Hoge Raad, cassatie strafrecht overig
ECLI:NL:HR:2025:824
Op 27 May 2025 heeft de Hoge Raad een cassatie procedure behandeld op het gebied van strafrecht overig, wat onderdeel is van het strafrecht. Het zaaknummer is 23/01124, bekend onder identificatienummer ECLI:NL:HR:2025:824.
Indicatie
Mishandelen van hond die hij traint, art. 2.1.1 Wet dieren. Ontvankelijkheid cassatieberoep, art. 437.2 Sv. Kan klacht dat arrest hof geheel en zonder enige motivering voorbijgaat aan werkelijkheid, datering van beelden, enkele cruciale onderdelen van politierapport, feitelijke situatie en wijze waarop verdachte zijn verweer ttz. heeft laten voorleggen, worden aangemerkt als cassatiemiddel? Als cassatierechter onderzoekt HR alleen cassatiemiddelen a.b.i. wet. Als zodanig middel kan alleen gelden stellige en duidelijke klacht over schending van bepaalde rechtsregel en/of verzuim van toepasselijk vormvoorschrift door rechter die bestreden uitspraak heeft gewezen. Schriftuur voldoet niet aan dit vereiste, zodat zij onbesproken moet blijven.
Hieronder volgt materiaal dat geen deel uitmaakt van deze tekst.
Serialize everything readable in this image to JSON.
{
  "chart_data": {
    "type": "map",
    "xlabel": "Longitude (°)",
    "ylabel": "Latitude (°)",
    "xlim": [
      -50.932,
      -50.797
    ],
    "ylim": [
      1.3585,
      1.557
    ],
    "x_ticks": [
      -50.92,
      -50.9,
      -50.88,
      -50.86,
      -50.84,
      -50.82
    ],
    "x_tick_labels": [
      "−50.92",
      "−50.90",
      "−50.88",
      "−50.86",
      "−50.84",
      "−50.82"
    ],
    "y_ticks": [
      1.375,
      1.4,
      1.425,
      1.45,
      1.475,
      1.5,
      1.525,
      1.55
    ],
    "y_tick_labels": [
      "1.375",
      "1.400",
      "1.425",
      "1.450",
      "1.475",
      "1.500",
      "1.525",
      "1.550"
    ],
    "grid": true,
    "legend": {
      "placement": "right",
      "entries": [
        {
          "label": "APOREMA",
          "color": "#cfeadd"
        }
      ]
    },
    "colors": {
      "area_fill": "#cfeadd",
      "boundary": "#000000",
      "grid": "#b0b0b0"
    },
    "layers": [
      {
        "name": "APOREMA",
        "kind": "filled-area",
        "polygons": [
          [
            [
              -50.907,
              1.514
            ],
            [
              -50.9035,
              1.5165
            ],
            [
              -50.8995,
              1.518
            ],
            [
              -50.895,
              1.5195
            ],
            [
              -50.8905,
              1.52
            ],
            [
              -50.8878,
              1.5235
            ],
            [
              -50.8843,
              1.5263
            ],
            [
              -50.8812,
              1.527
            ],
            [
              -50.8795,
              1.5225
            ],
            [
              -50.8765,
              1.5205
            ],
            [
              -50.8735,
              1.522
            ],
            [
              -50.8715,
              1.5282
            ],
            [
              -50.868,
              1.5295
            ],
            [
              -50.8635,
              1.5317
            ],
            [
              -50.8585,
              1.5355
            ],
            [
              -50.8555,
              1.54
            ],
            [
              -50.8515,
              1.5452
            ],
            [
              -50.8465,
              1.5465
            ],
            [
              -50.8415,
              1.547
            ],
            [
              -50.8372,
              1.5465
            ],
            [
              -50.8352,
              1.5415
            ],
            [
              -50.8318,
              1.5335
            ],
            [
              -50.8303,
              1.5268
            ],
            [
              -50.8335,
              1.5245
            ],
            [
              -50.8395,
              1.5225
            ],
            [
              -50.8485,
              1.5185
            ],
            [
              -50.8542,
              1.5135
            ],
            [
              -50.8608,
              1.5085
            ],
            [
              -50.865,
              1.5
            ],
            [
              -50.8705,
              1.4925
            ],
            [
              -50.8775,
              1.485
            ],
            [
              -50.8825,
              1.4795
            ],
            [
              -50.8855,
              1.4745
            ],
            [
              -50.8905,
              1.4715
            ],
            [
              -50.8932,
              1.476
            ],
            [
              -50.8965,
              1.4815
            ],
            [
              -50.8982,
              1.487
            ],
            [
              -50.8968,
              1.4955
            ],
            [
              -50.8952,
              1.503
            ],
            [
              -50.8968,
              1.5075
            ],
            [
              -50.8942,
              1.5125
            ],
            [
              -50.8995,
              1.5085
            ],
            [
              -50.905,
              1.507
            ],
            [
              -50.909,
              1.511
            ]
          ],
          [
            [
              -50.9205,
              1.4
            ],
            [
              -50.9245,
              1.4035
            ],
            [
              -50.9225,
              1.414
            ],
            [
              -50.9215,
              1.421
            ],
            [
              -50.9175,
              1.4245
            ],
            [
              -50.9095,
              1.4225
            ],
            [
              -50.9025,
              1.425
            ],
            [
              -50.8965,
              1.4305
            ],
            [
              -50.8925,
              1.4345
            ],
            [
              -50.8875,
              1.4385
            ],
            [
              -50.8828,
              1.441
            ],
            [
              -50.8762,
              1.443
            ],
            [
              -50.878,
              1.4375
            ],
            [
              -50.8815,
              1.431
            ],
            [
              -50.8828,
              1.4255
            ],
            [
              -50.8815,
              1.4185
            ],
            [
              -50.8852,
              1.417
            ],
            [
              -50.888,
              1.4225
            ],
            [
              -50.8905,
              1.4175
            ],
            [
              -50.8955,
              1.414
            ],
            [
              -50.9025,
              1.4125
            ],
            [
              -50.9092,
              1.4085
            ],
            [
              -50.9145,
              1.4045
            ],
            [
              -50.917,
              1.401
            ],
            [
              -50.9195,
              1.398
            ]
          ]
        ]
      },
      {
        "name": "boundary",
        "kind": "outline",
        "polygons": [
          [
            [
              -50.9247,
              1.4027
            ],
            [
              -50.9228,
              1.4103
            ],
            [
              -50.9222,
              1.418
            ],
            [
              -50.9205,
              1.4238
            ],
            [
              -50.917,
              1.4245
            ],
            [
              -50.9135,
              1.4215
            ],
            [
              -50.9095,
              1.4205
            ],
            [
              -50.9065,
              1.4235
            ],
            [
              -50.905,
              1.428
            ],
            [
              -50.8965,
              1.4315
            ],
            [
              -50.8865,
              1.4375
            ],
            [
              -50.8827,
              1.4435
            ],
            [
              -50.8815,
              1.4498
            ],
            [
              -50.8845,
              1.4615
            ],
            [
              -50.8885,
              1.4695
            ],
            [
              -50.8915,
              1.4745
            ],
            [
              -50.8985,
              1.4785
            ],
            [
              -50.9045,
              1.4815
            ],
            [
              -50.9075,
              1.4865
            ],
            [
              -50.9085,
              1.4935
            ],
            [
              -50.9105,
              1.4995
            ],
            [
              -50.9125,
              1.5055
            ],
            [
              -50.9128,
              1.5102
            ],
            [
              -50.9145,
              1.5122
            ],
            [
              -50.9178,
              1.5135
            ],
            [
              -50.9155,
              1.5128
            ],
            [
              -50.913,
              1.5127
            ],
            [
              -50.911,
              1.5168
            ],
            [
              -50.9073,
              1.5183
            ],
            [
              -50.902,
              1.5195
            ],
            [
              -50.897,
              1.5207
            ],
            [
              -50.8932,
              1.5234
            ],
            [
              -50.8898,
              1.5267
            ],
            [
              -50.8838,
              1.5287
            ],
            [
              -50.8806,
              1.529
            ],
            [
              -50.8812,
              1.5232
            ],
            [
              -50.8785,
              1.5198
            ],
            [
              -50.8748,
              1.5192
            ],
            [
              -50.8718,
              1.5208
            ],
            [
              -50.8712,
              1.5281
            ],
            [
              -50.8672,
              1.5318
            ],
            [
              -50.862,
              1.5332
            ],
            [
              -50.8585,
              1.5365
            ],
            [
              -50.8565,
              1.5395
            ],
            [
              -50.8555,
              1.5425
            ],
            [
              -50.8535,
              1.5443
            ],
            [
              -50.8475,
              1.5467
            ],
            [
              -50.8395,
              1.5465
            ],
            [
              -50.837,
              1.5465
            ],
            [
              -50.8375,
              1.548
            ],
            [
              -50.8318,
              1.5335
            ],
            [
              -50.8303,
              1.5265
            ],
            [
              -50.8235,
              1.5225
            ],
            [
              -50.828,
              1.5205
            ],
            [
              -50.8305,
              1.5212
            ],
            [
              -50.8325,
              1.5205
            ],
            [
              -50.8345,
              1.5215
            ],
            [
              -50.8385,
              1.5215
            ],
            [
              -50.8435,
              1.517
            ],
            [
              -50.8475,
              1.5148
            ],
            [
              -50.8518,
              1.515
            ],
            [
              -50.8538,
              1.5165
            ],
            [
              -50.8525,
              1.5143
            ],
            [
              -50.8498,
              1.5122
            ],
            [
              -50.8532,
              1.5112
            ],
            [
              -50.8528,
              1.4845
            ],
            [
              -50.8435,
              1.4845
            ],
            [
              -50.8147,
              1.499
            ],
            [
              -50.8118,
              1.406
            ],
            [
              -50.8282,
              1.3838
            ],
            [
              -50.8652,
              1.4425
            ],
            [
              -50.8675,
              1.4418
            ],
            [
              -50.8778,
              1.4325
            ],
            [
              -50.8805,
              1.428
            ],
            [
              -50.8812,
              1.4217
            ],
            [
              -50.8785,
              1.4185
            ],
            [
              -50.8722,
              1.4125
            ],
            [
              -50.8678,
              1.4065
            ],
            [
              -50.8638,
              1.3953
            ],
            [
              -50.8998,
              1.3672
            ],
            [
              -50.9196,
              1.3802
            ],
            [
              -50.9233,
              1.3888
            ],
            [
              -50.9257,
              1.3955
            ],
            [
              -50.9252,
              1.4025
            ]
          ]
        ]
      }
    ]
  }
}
Geen middelen ingediend, verdachte n-o.
Uitspraak
HOGE RAAD DER NEDERLANDEN
Nummer 23/01124
Datum 27 mei 2025
op het beroep in cassatie tegen een arrest van het gerechtshof Arnhem-Leeuwarden van 17 maart 2023, nummer 21-000177-22, in de strafzaak
[verdachte],
geboren in [geboorteplaats] op [geboortedatum] 1961,
hierna: de verdachte.
Procesverloop
1
Procesverloop in cassatie
Het beroep is ingesteld door de verdachte. Namens deze heeft de advocaat F.J.M. Kobossen bij schriftuur een cassatiemiddel voorgesteld.
De advocaat-generaal D.J.M.W. Paridaens heeft geconcludeerd tot niet-ontvankelijkverklaring van het beroep.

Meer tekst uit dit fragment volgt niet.